In HDS Investment Holding, Inc. v. The Home Depot, Inc., (Del. Ch., Oct. 17, 2008), read opinion here, the Chancery Court (for the second time in about a week in two unrelated cases), decided that the agreement between the parties required the court to decide certain contractual issues, and enjoined an attempt by one of the parties to have those issues decided pursuant to an arbitration clause. See blog summary of prior week’s TowerHill case here. The prior case dealt primarily with the issues involved with deciding substantive arbitrability where there were two separate agreements with conflicting provisions. In this case there was only one agreement and the court determined that the scope of its ADR provision was narrow.
A useful tool from the opinion can be found in footnote 1 where the court observed that in a motion to dismiss on the basis of subject matter jurisdiction, the court "may consider documents outside the complaint".

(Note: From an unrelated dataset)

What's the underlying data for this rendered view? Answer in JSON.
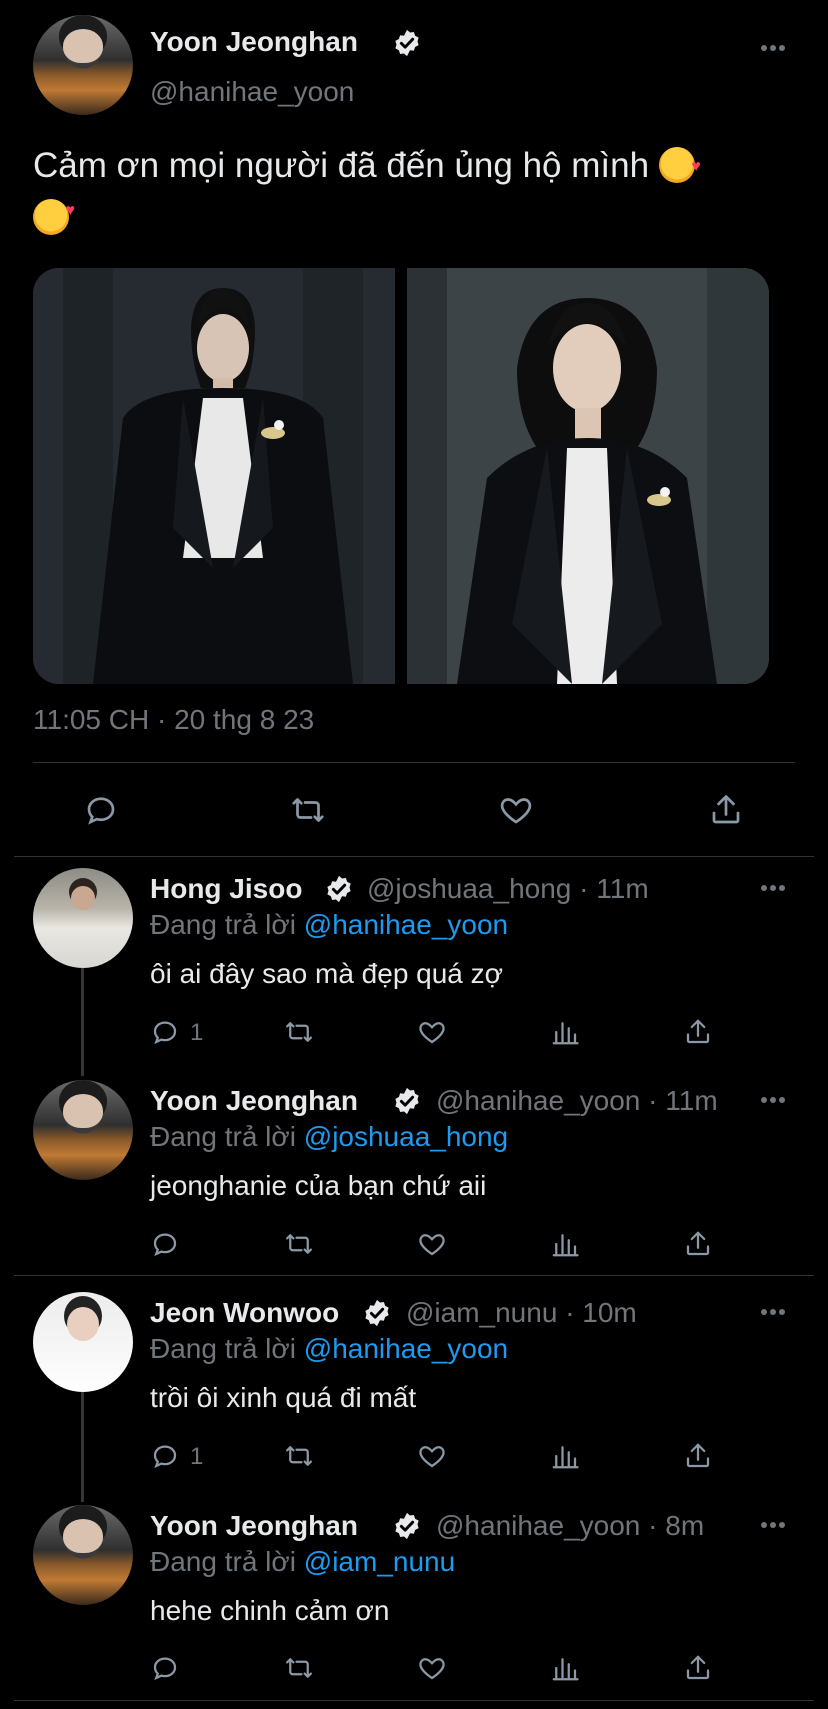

Also of practical value for future reference is the court’s recitation of the prerequisites for a preliminary injunction at page 21. Even though New York substantive law applied, the Delaware procedural standard for a preliminary injunction applied as follows:
A preliminary injunction may be granted where the moving party demonstrates:
“(1) a reasonable probability of success on the merits at a final hearing;
(2) an imminent threat of irreparable injury; and
(3) a balance of the equities that tips in favor of issuance of the requested relief.”31 The moving party is required to make some showing for each element, and a “strong demonstration as to one element may serve to overcome a marginal demonstration of another.”32 A preliminary injunction is an extraordinary remedy that should only be granted sparingly. 33 (citations omitted).